It’s back to school time. Parents have collected the school supplies and met with the teachers, but educators are noting a big disparity in the number of teachers who are white versus Black. Nationwide, 84% are white compared to 8% who are Black.
Growing up, Tommie Love remembers hearing gunshots as he went to sleep. He used “Harry Potter” as an escape to a different world. Now, he wants to expose others to a different world: teaching.
“It is so important to be able to relate to who is in front of you in the classroom in some shape or form,” Love said.
A recent study randomly assigned Black students to at least one Black teacher in kindergarten through third grade. Those students were 13% more likely to graduate from high school and 19% more likely to enroll in college. That research came out in 2020.
In 2012, the Shanker Institute took a hard look at demographics from nine of the nation’s larger school districts.
Leo Casey is with the Shanker Institute. He says while the numbers of students of color were increasing and were indeed becoming a majority of students in the United States public education system, the numbers of teachers of color lagged far, far behind.
“Most disturbingly, in those cities that we examined, the numbers of African American teachers were falling at that range from cities where there was a sort of minor drop to cities where there were catastrophic drops like New Orleans, Washington, D.C., and Chicago,” Shanker said.
He adds that school districts were at least at the point where they had to acknowledge there was a serious problem and try to do something about it.
Some districts created “task forces.” The Cleveland Metropolitan School District found success elsewhere.
“Cleveland is a very generous city, and I think that the community in general really, truly embraces public education, which then motivates instructional teachers and principals to stay,” said Lori Ward, the district’s chief talent and equity officer.
Ward says her district is seeing progress. When the Shanker Institute released their results, Cleveland’s student population was nearly 65% Black. Its teachers?

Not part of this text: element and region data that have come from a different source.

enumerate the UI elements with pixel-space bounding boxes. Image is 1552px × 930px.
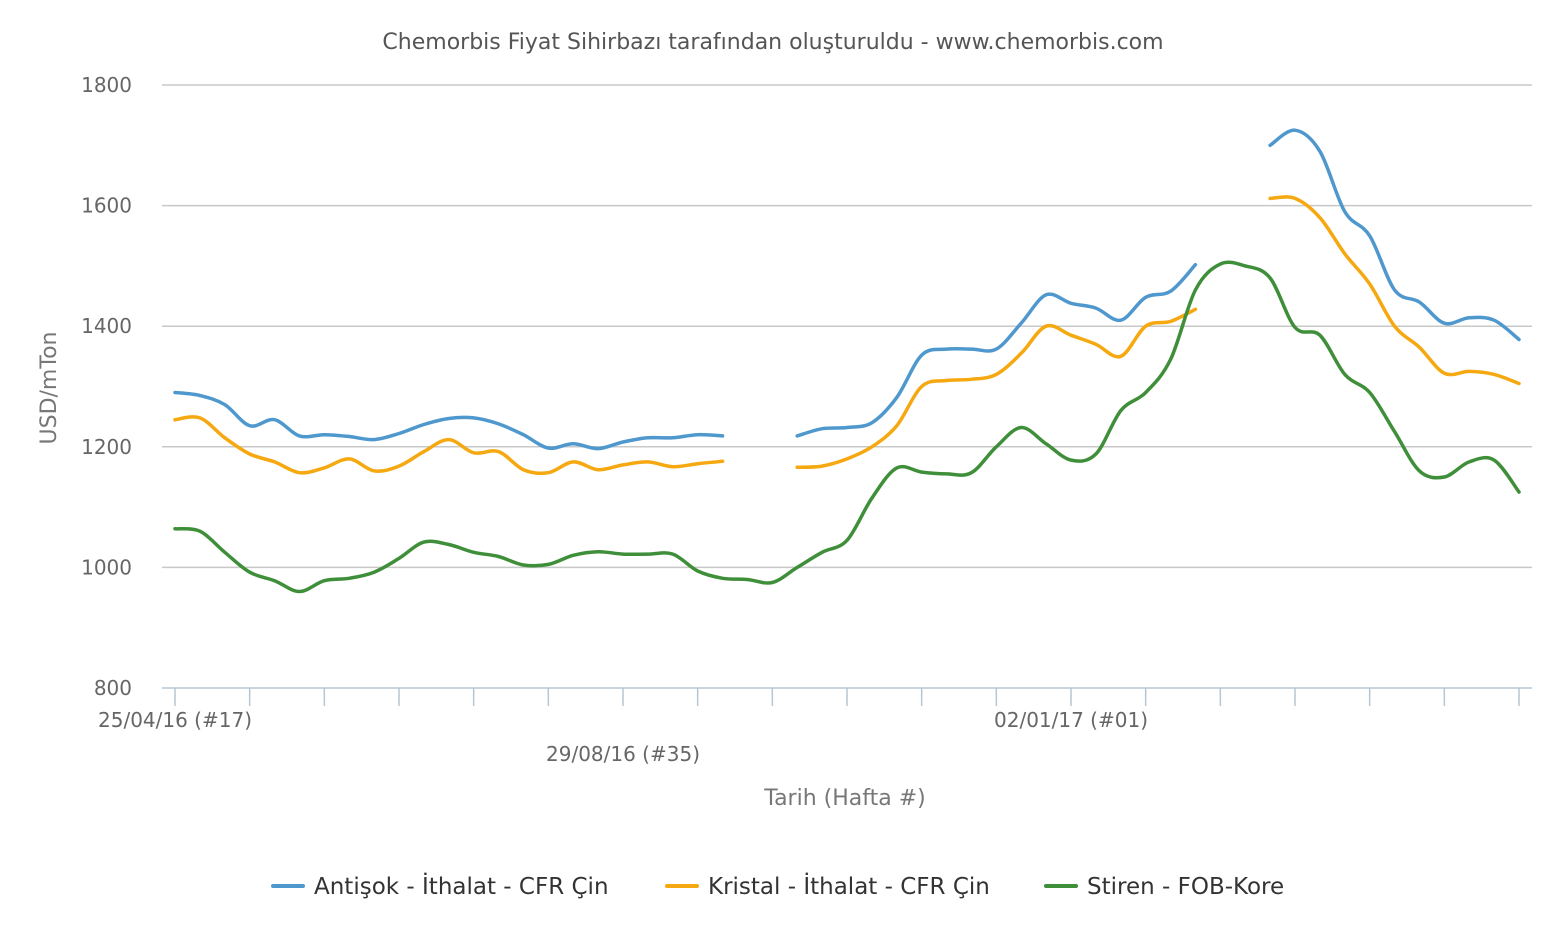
legend-item[interactable]: Stiren - FOB-Kore: [1044, 874, 1284, 900]
legend-item[interactable]: Antişok - İthalat - CFR Çin: [271, 872, 609, 900]
x-tick-label: 25/04/16 (#17): [98, 708, 252, 732]
legend: Antişok - İthalat - CFR Çin Kristal - İth…: [271, 872, 1284, 900]
y-tick-label: 1400: [81, 314, 132, 338]
legend-label: Stiren - FOB-Kore: [1087, 874, 1284, 900]
y-axis-title: USD/mTon: [37, 332, 62, 445]
x-tick-label: 29/08/16 (#35): [546, 742, 700, 766]
series-line-1: [173, 195, 1521, 476]
series-line-0: [173, 128, 1521, 451]
series-line-2: [173, 260, 1521, 594]
y-tick-label: 1000: [81, 555, 132, 579]
y-tick-label: 1800: [81, 73, 132, 97]
legend-label: Antişok - İthalat - CFR Çin: [314, 872, 609, 900]
x-tick-label: 02/01/17 (#01): [994, 708, 1148, 732]
series-segment: [173, 260, 1521, 594]
series-segment: [1268, 128, 1521, 342]
series-segment: [173, 390, 725, 451]
series-segment: [795, 307, 1198, 470]
y-tick-label: 800: [94, 676, 132, 700]
grid-lines: [162, 84, 1532, 569]
legend-label: Kristal - İthalat - CFR Çin: [708, 872, 990, 900]
y-tick-label: 1600: [81, 194, 132, 218]
series-segment: [1268, 195, 1521, 386]
y-tick-label: 1200: [81, 435, 132, 459]
legend-item[interactable]: Kristal - İthalat - CFR Çin: [665, 872, 990, 900]
chart-title: Chemorbis Fiyat Sihirbazı tarafından olu…: [382, 30, 1163, 55]
x-axis-ticks: 25/04/16 (#17) 29/08/16 (#35) 02/01/17 (#0…: [98, 688, 1520, 766]
series-segment: [795, 262, 1198, 438]
series-lines: [173, 128, 1521, 594]
x-axis-title: Tarih (Hafta #): [763, 786, 925, 811]
series-segment: [173, 415, 725, 476]
y-axis-ticks: 800 1000 1200 1400 1600 1800: [81, 73, 132, 700]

Only 23%.
Ward says a dream number for her would have the diversity of the instructional adults would match the diversity of the student population. That means recruiting from that population.
High school principal Sara Kidner came up with a plan.
“So, our program is called Read Like Me. Really, the premise behind it is to give students the opportunity to try out the education field in a paid internship program,” said Kidner.
As the principal at Cleveland’s John Marshall Civic and Business Leadership High School, she came up with the program as an effort to not only excite younger students to read but also inspire older students to teach.
“So, we're giving them this education experience of working in an elementary building, learning about literacy skills, doing the research about why it's so important,” Kidner said. “With that mentorship program and working with other teachers, they start to see themselves as that leader and that teacher and see that as a viable career pathway for themselves in education.”
For teachers like Tommie Love, it’s a passion they’re happy to share.
“The only experiences they had were the one side of the table and giving them the experience of working with younger kids and being that role model, being sort of the adult in the room, the sage on the stage. That really lets them see, ‘Hey, I can be an educator, I can be a leader and I can teach others the skills that perhaps they still need to work on.’ It’s a two-way street. You’re helping them to learn and you’re learning as well along the way.”